Baltimore Sun

Roberta D. Bleinberge­r

Educator helped create programs for disabled students at old Children’s Rehabilita­tion Institute and the Ridge School

- By Jacques Kelly jacques.kelly@baltsun.com

Roberta D. “Bertsie” Bleinberge­r, a retired teacher of students with disabiliti­es who was an education pioneer and principal at a private Baltimore County school, died of cardiac arrest Nov. 20 at Anne Arundel Medical Center. The former Towson resident was 94. Born Roberta Dilworth on her family’s farm near Fork, she was the daughter of David Burgan Dilworth, a farmer, and Florence Fitzpatric­k “Flossie” Dilworth, who worked at the Black & Decker plant in Towson.

At age 15, she was a graduate of Bel Air High School. She graduated in 1940 from what is now Notre Dame of Maryland University with a bachelor’s degree in music education.

She was hired at the Children’s Rehabilita­tion Institute, a school that pioneered the teaching of children with cerebral palsy and other conditions. Located on Falls Road near Butler, the school was housed on the grounds of the old Wilbur Miller estate.

Mrs. Bleinberge­r was hired by Dr. Winthrop Phelps, a Johns Hopkins School of Medicine graduate who later trained at Harvard University and worked with educator Benjamin Walpole. Both believed children with cerebral palsy could benefit from an education at a time when none was offered.

Dr. Phelps had been a student of Dr. William S. Baer, founding chairman of orthopedic­s at Johns Hopkins Hospital. A public school in West Baltimore is named for Dr. Baer.

“Her time at the school was a significan­t experience in her life and one that she referred to for decades,” said a son, Stephen W. Bleinberge­r of Towson. “She kept in close contact with the surviving teachers from the school as well as the students. Some went on to achieve considerab­le success. She recalled that one student, given up as unteachabl­e, became a renowned physicist.”

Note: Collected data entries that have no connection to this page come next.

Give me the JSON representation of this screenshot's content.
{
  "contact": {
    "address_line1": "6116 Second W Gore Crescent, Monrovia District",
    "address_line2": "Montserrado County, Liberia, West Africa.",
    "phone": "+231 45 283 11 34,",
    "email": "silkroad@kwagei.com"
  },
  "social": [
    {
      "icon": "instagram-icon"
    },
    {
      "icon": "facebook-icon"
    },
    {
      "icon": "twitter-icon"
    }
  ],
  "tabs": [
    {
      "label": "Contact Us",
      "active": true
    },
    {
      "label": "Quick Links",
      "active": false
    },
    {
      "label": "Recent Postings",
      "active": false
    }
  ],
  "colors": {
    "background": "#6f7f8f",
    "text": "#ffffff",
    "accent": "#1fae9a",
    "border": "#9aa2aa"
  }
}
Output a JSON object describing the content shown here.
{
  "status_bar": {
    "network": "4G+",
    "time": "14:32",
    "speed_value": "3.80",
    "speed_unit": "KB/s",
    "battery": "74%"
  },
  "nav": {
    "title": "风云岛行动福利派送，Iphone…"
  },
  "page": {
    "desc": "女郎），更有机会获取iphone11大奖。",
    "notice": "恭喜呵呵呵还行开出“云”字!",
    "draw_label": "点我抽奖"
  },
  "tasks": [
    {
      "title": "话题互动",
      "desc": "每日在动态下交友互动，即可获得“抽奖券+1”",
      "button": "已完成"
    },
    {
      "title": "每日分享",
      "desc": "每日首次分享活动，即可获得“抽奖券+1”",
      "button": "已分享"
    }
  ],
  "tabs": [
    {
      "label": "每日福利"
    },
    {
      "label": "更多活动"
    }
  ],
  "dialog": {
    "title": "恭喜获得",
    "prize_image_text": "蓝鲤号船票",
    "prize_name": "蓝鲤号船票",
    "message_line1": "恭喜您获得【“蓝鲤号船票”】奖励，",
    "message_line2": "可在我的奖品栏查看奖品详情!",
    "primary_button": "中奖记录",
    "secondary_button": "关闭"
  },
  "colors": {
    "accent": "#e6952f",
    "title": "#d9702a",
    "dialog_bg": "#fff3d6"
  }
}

Mrs. Bleinberge­r was promoted and became the school’s principal.

“The school’s faculty had a radical concept. They taught academic subjects and worked with the children’s medical conditions,” said her son. “My mother recalled she worked in ingenious ways to help the students be more mobile, to write and to learn.”

The school later merged with Johns Hopkins Hospital and became the Kennedy Institute, now the Kennedy Krieger Institute.

She left the school in 1950 after her marriage to Warren Bleinberge­r, a senior staff engineer at Western Electric Bell Laboratori­es. They raised four children in West Towson on Woodbine Avenue.

In 1969, she re-entered teaching at Baltimore County’s Ridge School, a facility for children with special needs.

“She utilized her innovative teaching methods that she had honed at the Children’s Rehabilita­tion Institute,” said her son. “She taught music and was famous for the spring concert her children performed. She also created a bell choir that toured.” She retired in 1986. Mrs Bleinberge­r was the parish organist at St. Mary’s of the Assumption Roman Catholic Church in Govans for 24 years.

“When the Latin Mass went out and the guitars came in, she went out,” said her son. “She was a music traditiona­list.”

After living in Towson for many years, she moved with her husband to Annapolis and their former summer home on Thomas Point at the mouth of the South River.

Her son recalled that while living in Anne Arundel County, she once took over for a substitute organist at St. Mary’s Church on Duke of Gloucester Street.

“She woke the church up,” he said.

Mrs. Bleinberge­r requested that her body be donated to the Maryland Anatomy Board for the benefit of medical student’s education. She also establishe­d a memorial fund at Partners In Care in Annapolis.

“She was a remarkable woman. She was well read and informed, and had an inquiring mind. Her strength was her compassion­ate and caring soul,” said a friend, Susan Ohrenschal­l Baxter of Monkton. “She also baked a wicked walnut wafer and often had a breakfast of Otterbein cookies. ... She had her own rules.”

Her husband of 61 years, who was a World War II veteran, died in 2010.

A memorial Mass will be offered at St. Stephen’s Roman Catholic Church in Bradshaw in May.

Survivors include two other sons, Ernest Bleinberge­r of Smithville, Utah, and Hans Bleinberge­r of Catonsvill­e; a daughter, Dolly King of Hanover, Pa.; six grandsons; and two great-grandsons. Roberta Bleinberge­r was the organist at a Govans church for 24 years.